A steel structure revision control checklist for fabrication drawings helps EPC buyers avoid one of the most common fabrication risks: production based on the wrong drawing revision. Steel members may be fabricated accurately, but if the workshop uses outdated drawings, the result can still be wrong holes, wrong plates, mismatched marks, missing bolts, or site rework.

This checklist is written for procurement and project teams that need a practical way to control drawing revisions before fabrication release. It supports engineering review, supplier coordination, production tracking, packing, and site installation.

1. Define drawing status codes before review starts

Drawing status must be clear to everyone involved. If the same drawing is called "for review" by one team and "approved for production" by another, the fabricator may start work before comments are closed.

Status code Buyer control point
For review Drawing can be checked, but should not be used for fabrication.
Approved with comments Only minor comments are open, and the buyer must define whether production can proceed.
Approved for fabrication Drawing revision is released for production, inspection, and packing reference.
Superseded Old revision must be withdrawn from production, purchasing, and site reference files.

2. Keep one drawing register

A drawing register is the control file for revision management. It should list each drawing number, title, current revision, issue date, status, comment status, and distribution record.

  • Drawing number and drawing title.
  • Current revision and previous revision if recently changed.
  • Issue date and received date.
  • Review status and approval status.
  • Open comments, closed comments, and responsible party.
  • Distribution record showing who received the latest revision.

The drawing register should connect to the wider shop drawing review checklist.

3. Mark changes clearly on revised drawings

Revised drawings should show what changed. If changes are not marked, the buyer, fabricator, quality inspector, and site team may miss important updates.

Revision item What to verify
Revision cloud or mark Changed areas are visible and easy to locate.
Revision note The change reason is described clearly enough for review.
Revision table Revision number, date, description, and issuer are filled correctly.
Related drawings Assembly drawings, part drawings, bolt lists, and erection drawings are updated together.

4. Close review comments before fabrication release

Comments should not disappear in email threads.

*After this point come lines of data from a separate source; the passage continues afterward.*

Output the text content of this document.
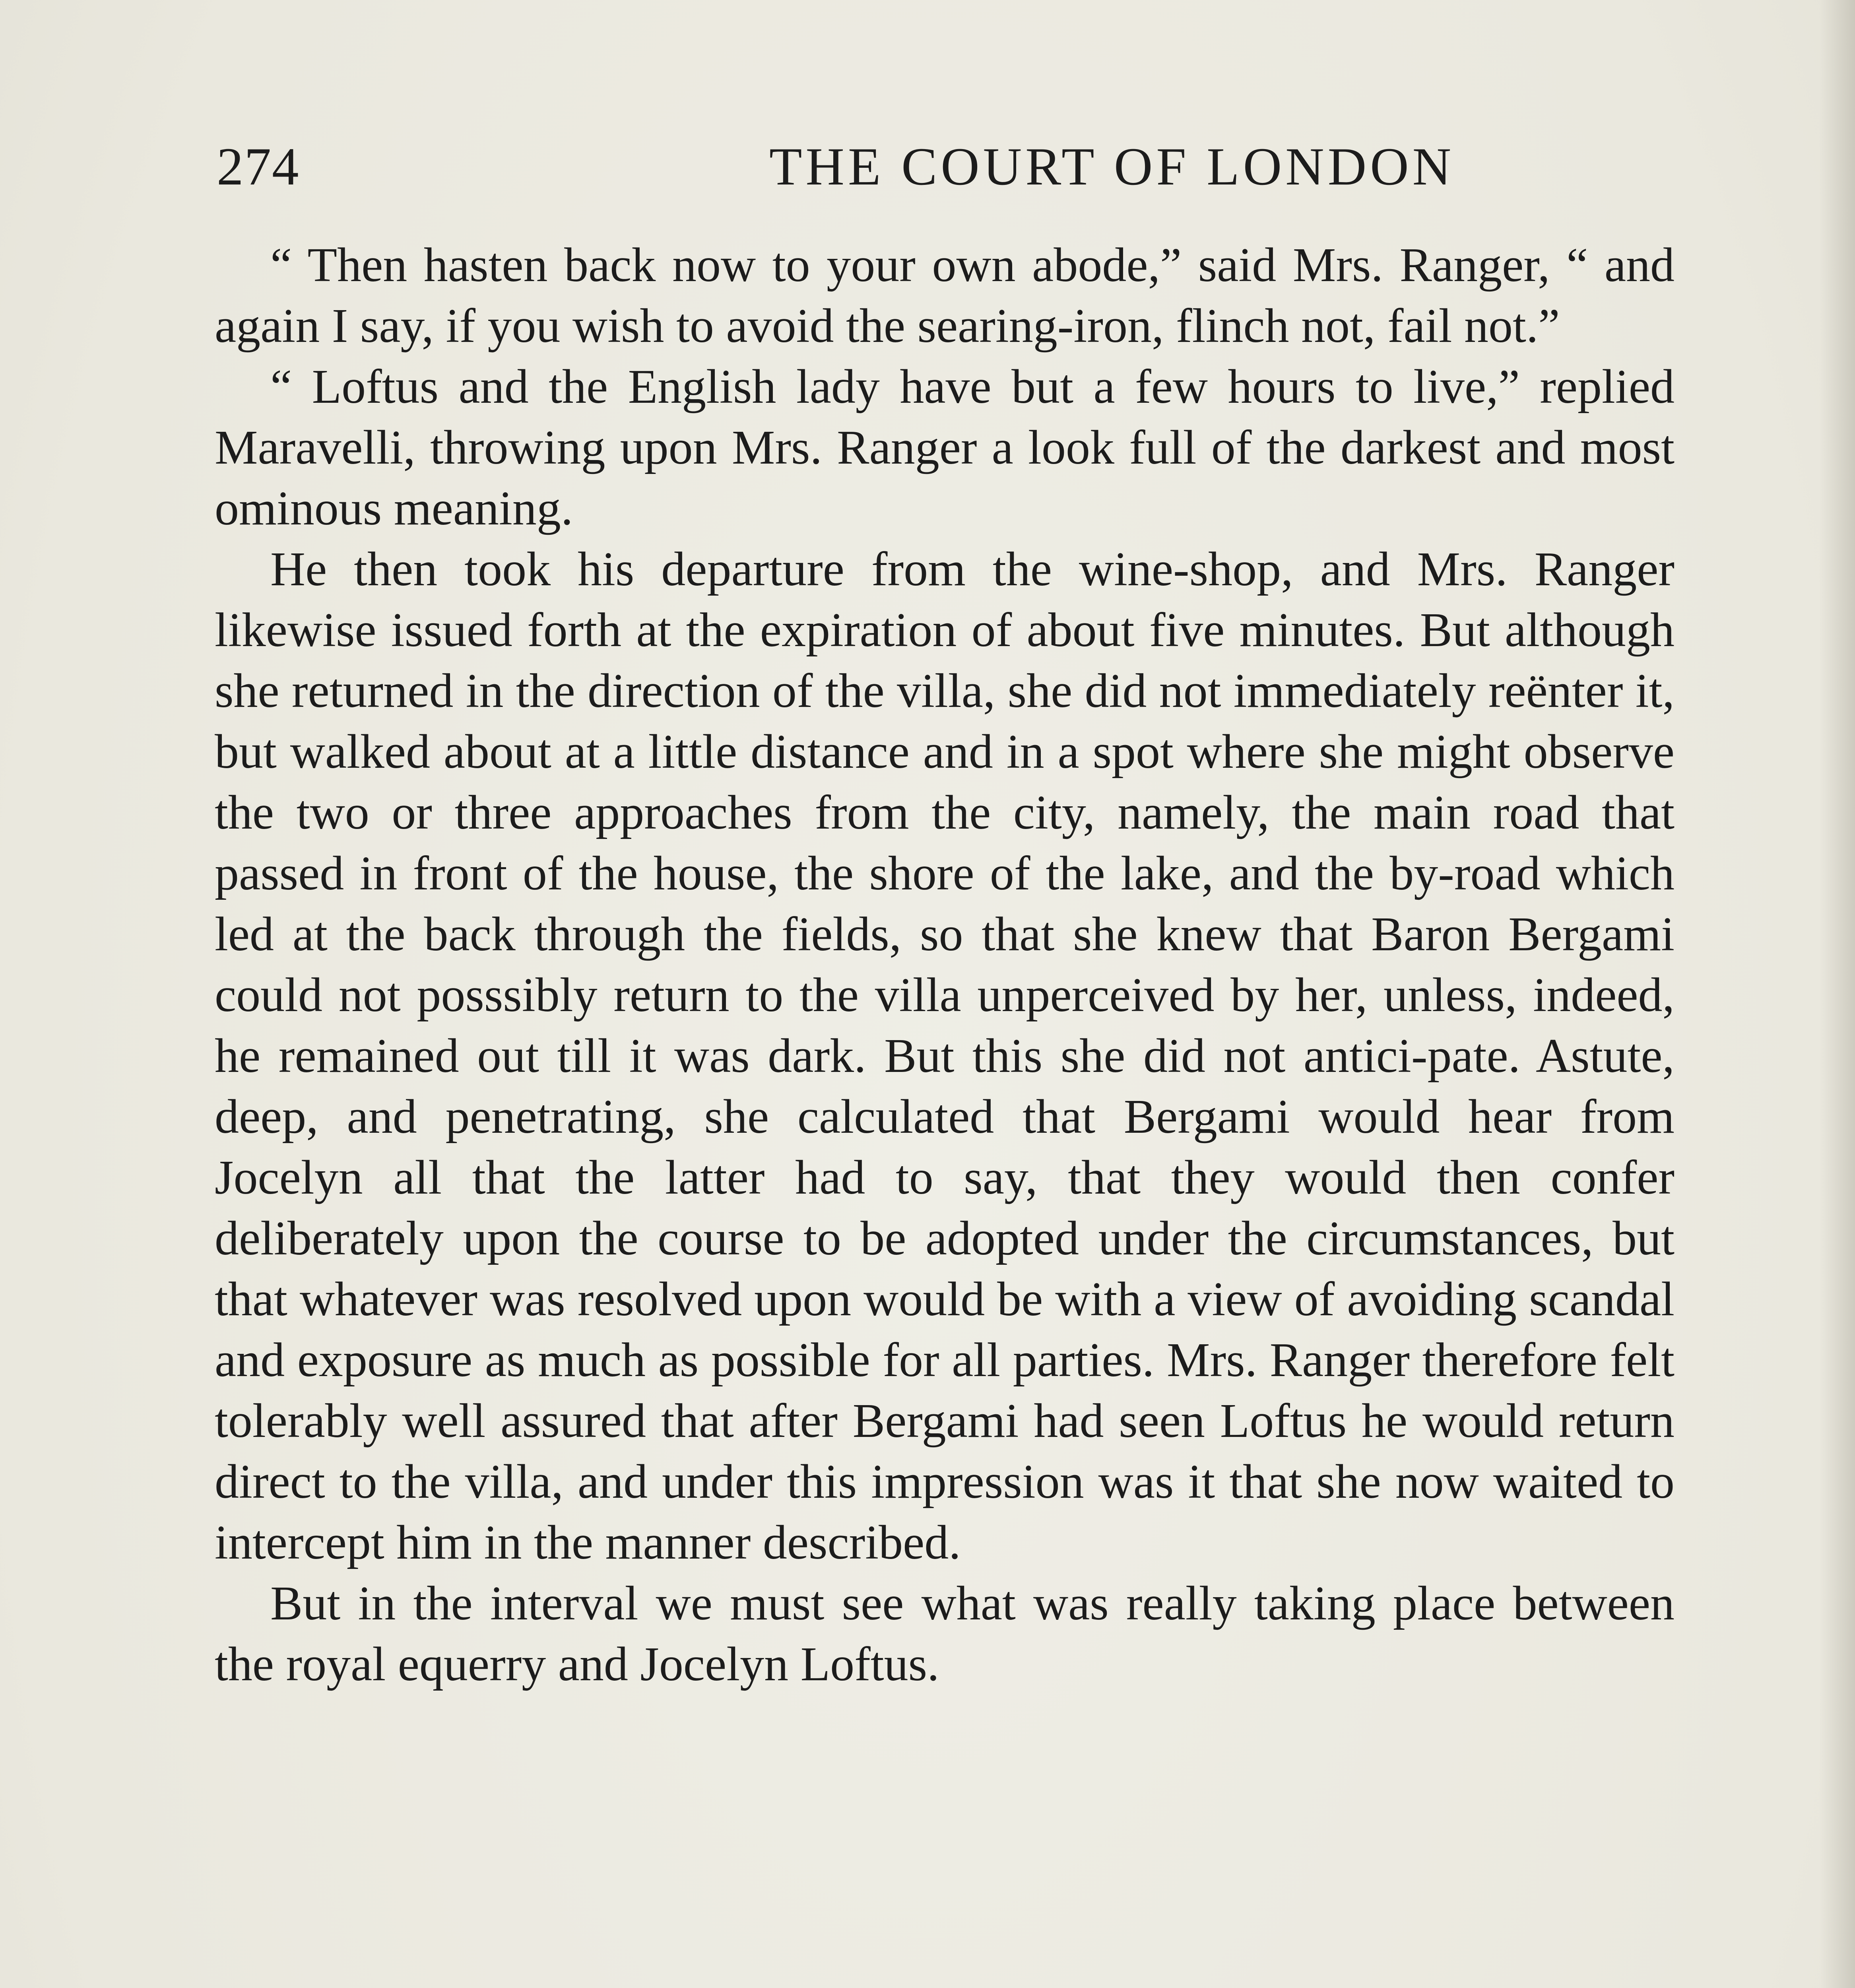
274	THE COURT OF LONDON

“ Then hasten back now to your own abode,” said Mrs. Ranger, “ and again I say, if you wish to avoid the searing-iron, flinch not, fail not.”

“ Loftus and the English lady have but a few hours to live,” replied Maravelli, throwing upon Mrs. Ranger a look full of the darkest and most ominous meaning.

He then took his departure from the wine-shop, and Mrs. Ranger likewise issued forth at the expiration of about five minutes. But although she returned in the direction of the villa, she did not immediately reënter it, but walked about at a little distance and in a spot where she might observe the two or three approaches from the city, namely, the main road that passed in front of the house, the shore of the lake, and the by-road which led at the back through the fields, so that she knew that Baron Bergami could not posssibly return to the villa unperceived by her, unless, indeed, he remained out till it was dark. But this she did not antici-pate. Astute, deep, and penetrating, she calculated that Bergami would hear from Jocelyn all that the latter had to say, that they would then confer deliberately upon the course to be adopted under the circumstances, but that whatever was resolved upon would be with a view of avoiding scandal and exposure as much as possible for all parties. Mrs. Ranger therefore felt tolerably well assured that after Bergami had seen Loftus he would return direct to the villa, and under this impression was it that she now waited to intercept him in the manner described.

But in the interval we must see what was really taking place between the royal equerry and Jocelyn Loftus.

Use a comment log that shows each issue, drawing number, required action, response, revised drawing number, and final status.

  • Separate engineering comments from procurement, packing, and delivery comments.
  • Assign responsibility for every comment.
  • Require the supplier to answer comments with revised drawing references.
  • Do not release critical members until high-risk comments are closed.
  • Archive the approved comment log with the drawing package.

5. Withdraw superseded drawings from production

Approving a new revision is not enough. The old revision must be removed from workshop use, purchasing files, inspection files, and packing reference documents.

Location Withdrawal check
Workshop Old printed drawings are removed or stamped superseded.
Material takeoff Quantity and member lists are updated to the current revision.
Inspection Inspectors check dimensions and marks against the latest approved drawing.
Packing Component marks, bundle lists, and small-parts lists match the current revision.

6. Link revisions to quantities and commercial impact

Some drawing revisions only correct notes. Others change member size, quantity, connection plates, bolt counts, coating area, or packing method. Buyers should identify which revisions affect price, weight, schedule, or shipment.

  • Does the revision change steel tonnage or member quantity?
  • Does it add or remove plates, stiffeners, bolts, or accessories?
  • Does it change coating, galvanizing, welding, or inspection requirements?
  • Does it affect the packing list, container plan, or shipment sequence?
  • Does the supplier need to revise the quotation or production schedule?

For quantity implications, compare revisions with the steel tonnage estimate guide.

7. Control release for fabrication, inspection, and shipment

A drawing revision should have one release status that is visible to all project functions. The approved drawing set should be the same set used for fabrication, quality inspection, packing, shipping documents, and site installation.

  • Issue one approved drawing package for fabrication release.
  • Confirm quality inspectors use the same revision as production.
  • Connect component marks to packing lists and shipping documents.
  • Keep the final approved drawing list in the handover file.

For the shipping side, use the steel structure shipping documents checklist.

Red flags during revision control

  • The drawing register is not updated after comments are returned.
  • Old revisions remain in workshop folders or printed binders.
  • Assembly drawings and part drawings show different revision numbers.
  • Member marks change but packing lists are not updated.
  • Comments are marked closed without a revised drawing reference.
  • The supplier starts fabrication while major comments are still open.

Buyer note

Revision control is not only an engineering task. It protects purchasing, fabrication, inspection, shipment, and site installation. Include revision control rules in the steel structure RFQ template so suppliers understand how drawing approval will control production release.